Seconds later, the fifteen-year-old shakes himself and scoffs, “Good Riddance. I never really liked the milksop anyway,” but it is too late. Margot has glimpsed beneath the bravado, and realised that, underneath Jean’s devil-may-care attitude is a lost little boy, the same little boy who looked to her to explain why their
Maman wasn’t at his investiture as Duke of Milan, who cried himself to sleep in her arms for a fortnight after they realised that
Maman really wasn’t coming home this time, that their parents’ marriage had broken down, and might well never been the same again, who latched on to Lady Isabella when she wove her way into Papa’s life, because, at six years old, he
needed a maternal figure, no matter where it came from.
Maman. Madame de Valentinois. Even Margot herself. Every single woman in Jean’s life has left him, abandoned him, whether willingly or unwillingly.
And now Bella’s gone too.
Bella, whom, per the words of the wedding Mass, Jean ought to have been able to rely on until death itself parted them.
Sympathy wells in Margot’s heart and she pulls her brother down, even as he resists, so that his soft dark head rests in the hollow of her shoulder.
“Things will be different in Brazil,” she promises him softly, “Yes, you’ll have to follow Joao’s orders, such as they are, but you’ll be the one making the decisions on the ground. You’re not going to be powerless anymore. I promise you that. I promise.”
Jean doesn’t say anything. He doesn’t have to. His breathing quickens for a few moments, then steadies again. His firm, rounded shoulders ease, just a bit, and, for Margot, that is enough.
They sit together, not moving, until the Captain of Margot’s guards comes, with an apologetic cough, to tell her that, unless she plans to accompany her younger brother to Brazil after all, it is time for her to disembark.
She nods, drops one final kiss on Jean’s temple – one that is almost maternal, rather than sororal – and moves her hand over his head in a silent blessing.

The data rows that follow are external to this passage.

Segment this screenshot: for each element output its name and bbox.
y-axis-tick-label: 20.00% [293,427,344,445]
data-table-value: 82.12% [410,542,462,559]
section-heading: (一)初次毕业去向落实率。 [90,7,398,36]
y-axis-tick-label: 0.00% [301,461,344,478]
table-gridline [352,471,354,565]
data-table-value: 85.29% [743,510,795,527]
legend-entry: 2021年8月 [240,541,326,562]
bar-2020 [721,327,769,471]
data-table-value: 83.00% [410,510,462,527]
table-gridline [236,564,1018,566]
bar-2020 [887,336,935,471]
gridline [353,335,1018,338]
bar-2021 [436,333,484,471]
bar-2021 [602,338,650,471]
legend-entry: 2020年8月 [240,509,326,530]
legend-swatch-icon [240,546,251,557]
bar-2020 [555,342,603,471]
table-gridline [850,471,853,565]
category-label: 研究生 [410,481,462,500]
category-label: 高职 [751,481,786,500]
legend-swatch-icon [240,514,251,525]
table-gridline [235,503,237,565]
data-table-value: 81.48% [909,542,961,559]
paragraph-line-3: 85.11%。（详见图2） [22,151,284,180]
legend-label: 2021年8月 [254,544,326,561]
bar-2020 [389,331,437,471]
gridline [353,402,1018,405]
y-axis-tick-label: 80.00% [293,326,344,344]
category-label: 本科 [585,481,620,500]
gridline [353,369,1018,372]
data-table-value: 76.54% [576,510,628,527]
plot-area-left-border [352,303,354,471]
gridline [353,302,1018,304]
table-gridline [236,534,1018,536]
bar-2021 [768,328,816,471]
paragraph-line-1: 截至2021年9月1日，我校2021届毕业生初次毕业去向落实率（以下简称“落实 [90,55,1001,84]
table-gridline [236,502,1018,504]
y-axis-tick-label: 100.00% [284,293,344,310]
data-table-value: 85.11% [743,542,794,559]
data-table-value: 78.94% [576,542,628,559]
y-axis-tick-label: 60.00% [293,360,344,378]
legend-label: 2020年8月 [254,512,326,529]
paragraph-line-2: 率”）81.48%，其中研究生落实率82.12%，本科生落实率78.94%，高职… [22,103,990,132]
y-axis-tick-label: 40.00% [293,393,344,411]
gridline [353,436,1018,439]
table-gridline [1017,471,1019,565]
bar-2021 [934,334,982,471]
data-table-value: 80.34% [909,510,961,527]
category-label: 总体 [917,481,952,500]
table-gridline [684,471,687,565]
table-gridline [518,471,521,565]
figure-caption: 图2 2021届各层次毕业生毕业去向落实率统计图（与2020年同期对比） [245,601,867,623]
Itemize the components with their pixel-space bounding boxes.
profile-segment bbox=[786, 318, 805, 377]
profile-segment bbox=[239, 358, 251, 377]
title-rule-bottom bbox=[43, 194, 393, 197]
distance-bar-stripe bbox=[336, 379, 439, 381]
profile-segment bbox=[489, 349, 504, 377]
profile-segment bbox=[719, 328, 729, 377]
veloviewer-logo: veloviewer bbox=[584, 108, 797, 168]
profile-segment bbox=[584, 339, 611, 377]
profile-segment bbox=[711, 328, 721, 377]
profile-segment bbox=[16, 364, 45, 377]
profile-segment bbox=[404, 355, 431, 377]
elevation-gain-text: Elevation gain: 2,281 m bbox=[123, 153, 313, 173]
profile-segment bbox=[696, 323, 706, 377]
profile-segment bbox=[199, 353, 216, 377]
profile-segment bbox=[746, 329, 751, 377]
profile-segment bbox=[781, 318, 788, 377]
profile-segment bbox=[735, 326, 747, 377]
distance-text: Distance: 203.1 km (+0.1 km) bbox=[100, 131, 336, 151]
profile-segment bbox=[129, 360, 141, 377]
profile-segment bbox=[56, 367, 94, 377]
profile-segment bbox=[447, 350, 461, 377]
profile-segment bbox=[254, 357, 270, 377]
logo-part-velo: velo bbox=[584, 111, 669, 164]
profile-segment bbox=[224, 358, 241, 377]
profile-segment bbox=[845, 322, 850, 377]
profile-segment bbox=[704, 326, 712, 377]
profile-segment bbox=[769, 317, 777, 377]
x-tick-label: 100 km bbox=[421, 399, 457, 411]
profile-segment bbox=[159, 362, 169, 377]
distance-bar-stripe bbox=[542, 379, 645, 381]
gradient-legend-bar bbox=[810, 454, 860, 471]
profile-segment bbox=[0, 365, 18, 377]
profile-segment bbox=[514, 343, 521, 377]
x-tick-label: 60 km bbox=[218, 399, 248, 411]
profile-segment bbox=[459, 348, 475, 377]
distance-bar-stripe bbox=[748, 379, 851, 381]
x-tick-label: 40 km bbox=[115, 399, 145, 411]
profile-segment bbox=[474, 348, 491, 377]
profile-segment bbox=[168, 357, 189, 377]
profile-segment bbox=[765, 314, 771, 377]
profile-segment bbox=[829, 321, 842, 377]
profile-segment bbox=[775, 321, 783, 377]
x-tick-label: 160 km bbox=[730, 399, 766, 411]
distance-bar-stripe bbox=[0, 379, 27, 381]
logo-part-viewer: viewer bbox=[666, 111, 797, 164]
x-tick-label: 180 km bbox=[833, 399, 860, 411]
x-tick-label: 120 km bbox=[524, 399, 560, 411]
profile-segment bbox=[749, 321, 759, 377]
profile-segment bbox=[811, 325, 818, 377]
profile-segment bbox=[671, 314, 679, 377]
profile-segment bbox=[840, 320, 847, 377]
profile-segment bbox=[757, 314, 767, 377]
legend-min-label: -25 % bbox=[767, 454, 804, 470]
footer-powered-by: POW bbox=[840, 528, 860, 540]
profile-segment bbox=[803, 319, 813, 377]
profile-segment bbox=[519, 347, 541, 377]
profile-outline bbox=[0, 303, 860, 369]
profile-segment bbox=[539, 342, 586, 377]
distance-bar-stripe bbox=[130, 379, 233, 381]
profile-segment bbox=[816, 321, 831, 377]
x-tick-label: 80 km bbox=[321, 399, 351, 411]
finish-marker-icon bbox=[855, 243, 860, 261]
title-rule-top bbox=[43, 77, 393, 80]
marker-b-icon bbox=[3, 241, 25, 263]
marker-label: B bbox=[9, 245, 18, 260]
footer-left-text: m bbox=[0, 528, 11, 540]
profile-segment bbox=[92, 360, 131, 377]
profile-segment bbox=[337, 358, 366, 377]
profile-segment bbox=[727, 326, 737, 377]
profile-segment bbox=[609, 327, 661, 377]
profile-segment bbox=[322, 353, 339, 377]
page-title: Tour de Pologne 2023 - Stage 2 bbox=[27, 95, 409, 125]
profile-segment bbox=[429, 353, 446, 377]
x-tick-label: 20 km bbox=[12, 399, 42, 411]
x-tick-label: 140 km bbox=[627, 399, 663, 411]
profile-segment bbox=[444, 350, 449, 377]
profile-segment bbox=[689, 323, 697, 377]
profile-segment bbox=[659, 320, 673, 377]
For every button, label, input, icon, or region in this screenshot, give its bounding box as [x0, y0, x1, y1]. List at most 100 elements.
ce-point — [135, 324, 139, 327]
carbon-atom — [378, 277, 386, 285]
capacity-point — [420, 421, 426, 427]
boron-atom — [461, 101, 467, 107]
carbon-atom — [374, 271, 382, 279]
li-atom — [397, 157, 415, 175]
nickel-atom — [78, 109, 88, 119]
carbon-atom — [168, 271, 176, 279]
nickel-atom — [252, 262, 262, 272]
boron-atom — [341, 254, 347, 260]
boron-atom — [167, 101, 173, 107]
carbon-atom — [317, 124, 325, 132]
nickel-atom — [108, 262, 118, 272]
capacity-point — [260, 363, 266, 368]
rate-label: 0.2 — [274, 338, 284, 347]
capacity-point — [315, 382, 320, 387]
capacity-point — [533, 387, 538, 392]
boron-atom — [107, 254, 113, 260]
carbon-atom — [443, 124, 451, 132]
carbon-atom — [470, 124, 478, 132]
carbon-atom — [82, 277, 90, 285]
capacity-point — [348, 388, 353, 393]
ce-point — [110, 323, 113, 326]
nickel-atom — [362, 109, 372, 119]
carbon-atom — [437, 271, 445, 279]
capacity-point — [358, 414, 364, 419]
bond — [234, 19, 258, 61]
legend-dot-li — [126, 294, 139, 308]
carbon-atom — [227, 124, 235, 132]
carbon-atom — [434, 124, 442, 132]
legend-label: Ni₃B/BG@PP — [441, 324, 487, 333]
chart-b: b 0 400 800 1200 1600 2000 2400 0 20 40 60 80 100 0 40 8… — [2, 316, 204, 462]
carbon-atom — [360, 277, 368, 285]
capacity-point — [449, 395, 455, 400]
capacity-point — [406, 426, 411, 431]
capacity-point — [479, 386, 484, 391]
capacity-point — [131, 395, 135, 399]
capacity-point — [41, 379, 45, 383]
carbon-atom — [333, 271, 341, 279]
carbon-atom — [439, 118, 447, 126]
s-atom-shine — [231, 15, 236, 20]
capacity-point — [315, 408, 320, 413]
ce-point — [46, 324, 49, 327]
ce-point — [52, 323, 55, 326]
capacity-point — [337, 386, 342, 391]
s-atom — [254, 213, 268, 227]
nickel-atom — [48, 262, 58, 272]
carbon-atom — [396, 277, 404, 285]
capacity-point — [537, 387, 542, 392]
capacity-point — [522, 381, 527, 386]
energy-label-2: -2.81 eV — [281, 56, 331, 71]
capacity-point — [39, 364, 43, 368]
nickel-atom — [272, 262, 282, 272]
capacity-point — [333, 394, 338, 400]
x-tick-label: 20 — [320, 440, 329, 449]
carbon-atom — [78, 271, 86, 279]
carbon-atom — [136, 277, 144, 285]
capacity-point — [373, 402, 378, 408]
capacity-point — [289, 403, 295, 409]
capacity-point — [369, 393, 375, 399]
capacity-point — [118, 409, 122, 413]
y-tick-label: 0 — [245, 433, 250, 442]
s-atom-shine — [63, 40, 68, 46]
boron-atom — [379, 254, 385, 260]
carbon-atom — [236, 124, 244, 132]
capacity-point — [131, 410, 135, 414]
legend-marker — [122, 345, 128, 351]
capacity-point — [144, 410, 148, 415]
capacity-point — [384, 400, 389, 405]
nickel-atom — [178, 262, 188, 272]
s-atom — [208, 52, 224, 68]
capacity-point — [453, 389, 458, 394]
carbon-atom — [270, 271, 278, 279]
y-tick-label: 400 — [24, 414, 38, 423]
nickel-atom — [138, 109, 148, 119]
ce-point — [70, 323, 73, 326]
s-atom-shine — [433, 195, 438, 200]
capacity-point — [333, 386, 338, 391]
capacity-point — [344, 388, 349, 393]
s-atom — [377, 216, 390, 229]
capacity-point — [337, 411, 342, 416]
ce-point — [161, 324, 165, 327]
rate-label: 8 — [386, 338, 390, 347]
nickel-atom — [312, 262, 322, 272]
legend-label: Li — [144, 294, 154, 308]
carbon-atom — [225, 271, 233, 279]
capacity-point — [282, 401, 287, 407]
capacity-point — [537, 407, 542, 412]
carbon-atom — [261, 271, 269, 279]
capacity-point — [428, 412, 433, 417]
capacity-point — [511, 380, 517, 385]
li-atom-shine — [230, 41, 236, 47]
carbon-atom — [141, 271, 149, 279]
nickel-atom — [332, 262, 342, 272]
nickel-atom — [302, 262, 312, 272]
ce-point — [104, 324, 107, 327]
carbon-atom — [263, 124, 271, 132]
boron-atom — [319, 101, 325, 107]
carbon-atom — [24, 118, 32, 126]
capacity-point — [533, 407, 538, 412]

At the door of the cabin, she looks back. Jean has yet to move. He is still sprawled over the narrow bunk, seemingly catatonic.
Margot wants to say something to him, but doesn’t know what.
In the end, she settles for sending up a silent prayer.
“Saint Nicholas, Saint Clement,
watch over my brother. Guide him through his new journey, and help him work out his true path in life. And, please, let him know he is loved.”